Dr. Michael Ryan: (58:57)
I think we’ve all seen the great success, the great partnership that has led to a dramatic fall in HIV positivity and AIDS related deaths in Africa over the last number of years. A partnership that’s existed with support from external countries, the Director General himself while in Ethiopia worked very closely with PEPFAR and the US government and others to reduce the scourge of HIV and AIDS, and so many other donors from around the world.

Dr. Michael Ryan: (59:26)
We don’t want to lose those gains and I’m sure nobody wants to lose those gains. And we need to work together to ensure that we have the drugs and we know where the people are. We’ve got to connect people with the therapy. We’ve got to reconnect people with services, and we’ve got to ensure that people don’t lose access to services. The Director General has been saying this for months. It’s not just about COVID-19, it’s about the core health system must be preserved. And we must now move to ensure that primary and essential health services are maintained. And there is nothing more essential than ensuring that someone with HIV has access to the appropriate therapy that we’ve all worked so hard for decades to put in place.

Tarik: (01:00:13)
Thank you.
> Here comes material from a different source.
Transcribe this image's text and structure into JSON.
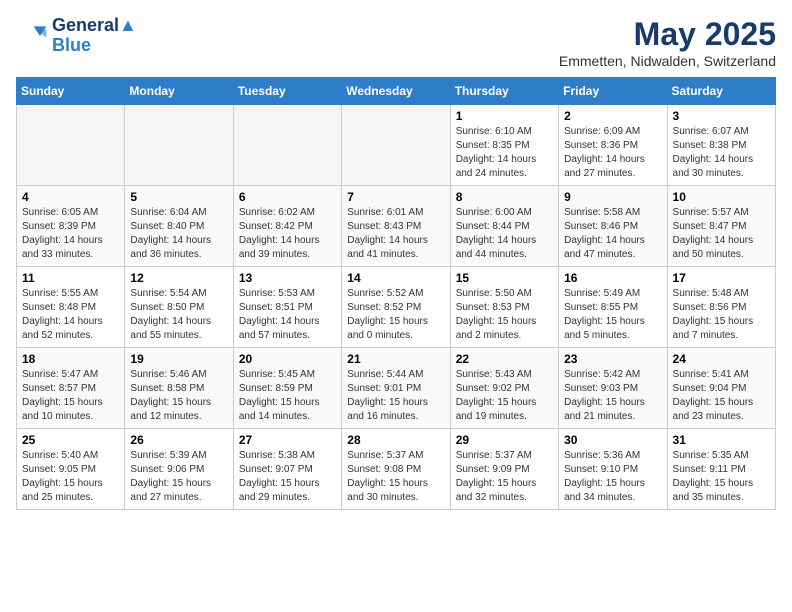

I think we can conclude this press briefing with this question from Simon Ateba. Audio file will be sent out shortly and transcript will be available tomorrow. Just to remind you that two of our regional offices will have press briefings tomorrow, WHO regional office for Eastern Mediterranean, as well as WHO regional office for Americas, and those advisories will be sent to you. I wish everyone a very nice rest of the day or evening.

Dr. Tedros: (01:00:43)
Okay. Thank you also from my side and see you on Wednesday. Thank you, Tarik.